Here are several tips for protecting critical information and users from ongoing security threats amid the crisis:
- Avoid clicking on links and opening attachments in unsolicited or unusual emails and text messages.
- Only utilize trusted sources, such as official government websites, for accurate and fact-based information.
- NEVER provide sensitive or personally identifiable information, such as your SSN, bank account/credit card information, date of birth, or login credentials (username and password), over the phone or by email.
- Apply two-factor authentication to verify user identity whenever possible.
- Conduct due diligence of third-party products and solutions (e.g., VTC, VPN, VOIP, instant messaging) to understand their security controls and features, default settings, and limitations.
- Ensure virtual meetings are private by requiring a password for entry or controlling access.
- Make sure software is up-to-date and critical vulnerabilities are patched.
- Immediately report suspicious emails and activities to your information security team.

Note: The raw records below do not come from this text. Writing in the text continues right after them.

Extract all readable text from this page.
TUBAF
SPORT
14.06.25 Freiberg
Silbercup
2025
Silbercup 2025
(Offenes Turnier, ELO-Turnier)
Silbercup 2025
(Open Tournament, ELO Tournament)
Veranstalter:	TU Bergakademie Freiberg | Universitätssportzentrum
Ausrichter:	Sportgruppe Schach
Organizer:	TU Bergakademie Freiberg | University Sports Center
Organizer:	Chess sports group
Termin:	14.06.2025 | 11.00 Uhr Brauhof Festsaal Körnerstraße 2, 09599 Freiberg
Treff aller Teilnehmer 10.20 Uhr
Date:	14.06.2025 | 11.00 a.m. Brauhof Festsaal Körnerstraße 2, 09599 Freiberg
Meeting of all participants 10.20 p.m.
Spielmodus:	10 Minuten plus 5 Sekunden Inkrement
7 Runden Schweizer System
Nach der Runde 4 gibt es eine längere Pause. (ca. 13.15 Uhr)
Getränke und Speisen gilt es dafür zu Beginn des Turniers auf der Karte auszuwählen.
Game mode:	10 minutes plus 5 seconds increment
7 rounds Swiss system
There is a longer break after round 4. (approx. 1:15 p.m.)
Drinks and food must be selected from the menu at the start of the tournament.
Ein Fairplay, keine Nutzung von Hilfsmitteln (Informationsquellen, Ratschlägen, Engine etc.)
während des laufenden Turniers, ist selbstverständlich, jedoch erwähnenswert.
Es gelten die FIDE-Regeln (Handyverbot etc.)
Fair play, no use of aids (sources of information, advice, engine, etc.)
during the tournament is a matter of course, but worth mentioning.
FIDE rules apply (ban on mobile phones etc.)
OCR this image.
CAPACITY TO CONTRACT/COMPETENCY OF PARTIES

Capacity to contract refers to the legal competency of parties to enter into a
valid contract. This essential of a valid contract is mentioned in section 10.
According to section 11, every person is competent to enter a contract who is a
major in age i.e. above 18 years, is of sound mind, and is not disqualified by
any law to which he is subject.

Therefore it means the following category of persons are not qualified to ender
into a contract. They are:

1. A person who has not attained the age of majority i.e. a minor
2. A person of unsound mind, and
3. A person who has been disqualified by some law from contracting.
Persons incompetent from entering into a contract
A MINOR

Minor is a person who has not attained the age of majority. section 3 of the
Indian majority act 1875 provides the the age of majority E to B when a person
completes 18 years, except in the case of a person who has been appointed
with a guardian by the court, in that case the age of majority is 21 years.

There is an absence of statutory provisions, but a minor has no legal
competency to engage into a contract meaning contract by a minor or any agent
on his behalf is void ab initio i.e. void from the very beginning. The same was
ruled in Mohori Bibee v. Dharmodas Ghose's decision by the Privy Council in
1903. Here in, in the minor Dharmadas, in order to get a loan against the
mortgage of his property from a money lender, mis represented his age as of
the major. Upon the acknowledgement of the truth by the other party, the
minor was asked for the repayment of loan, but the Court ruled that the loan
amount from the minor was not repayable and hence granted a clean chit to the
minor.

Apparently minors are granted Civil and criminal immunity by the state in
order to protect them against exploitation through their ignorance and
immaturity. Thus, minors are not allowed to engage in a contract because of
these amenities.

For additional information issued by the CDC, CISA (Cybersecurity and Infrastructure Security Agency), FBI, and NIST (National Institute of Standards and Technology), see the following resources:
- CDC | COVID-19-related Phone Scams and Phishing Attacks
- CISA | Defending Against COVID-19 Cyber Scams
- CISA | Security Tip: Using Caution with Email Attachments
- FBI | PSA: Cyber Actors Take Advantage of COVID-19 Pandemic to Exploit Increased Use of Virtual Environments
- FBI | Exec Discusses COVID-19-related Schemes
- FBI | Guidance on Defending Against VTC Hijacking
- NIST | Cybersecurity Blog on Preventing Eavesdropping and Protecting Privacy on Virtual Meetings
Stay safe and continue to be security aware and vigilant!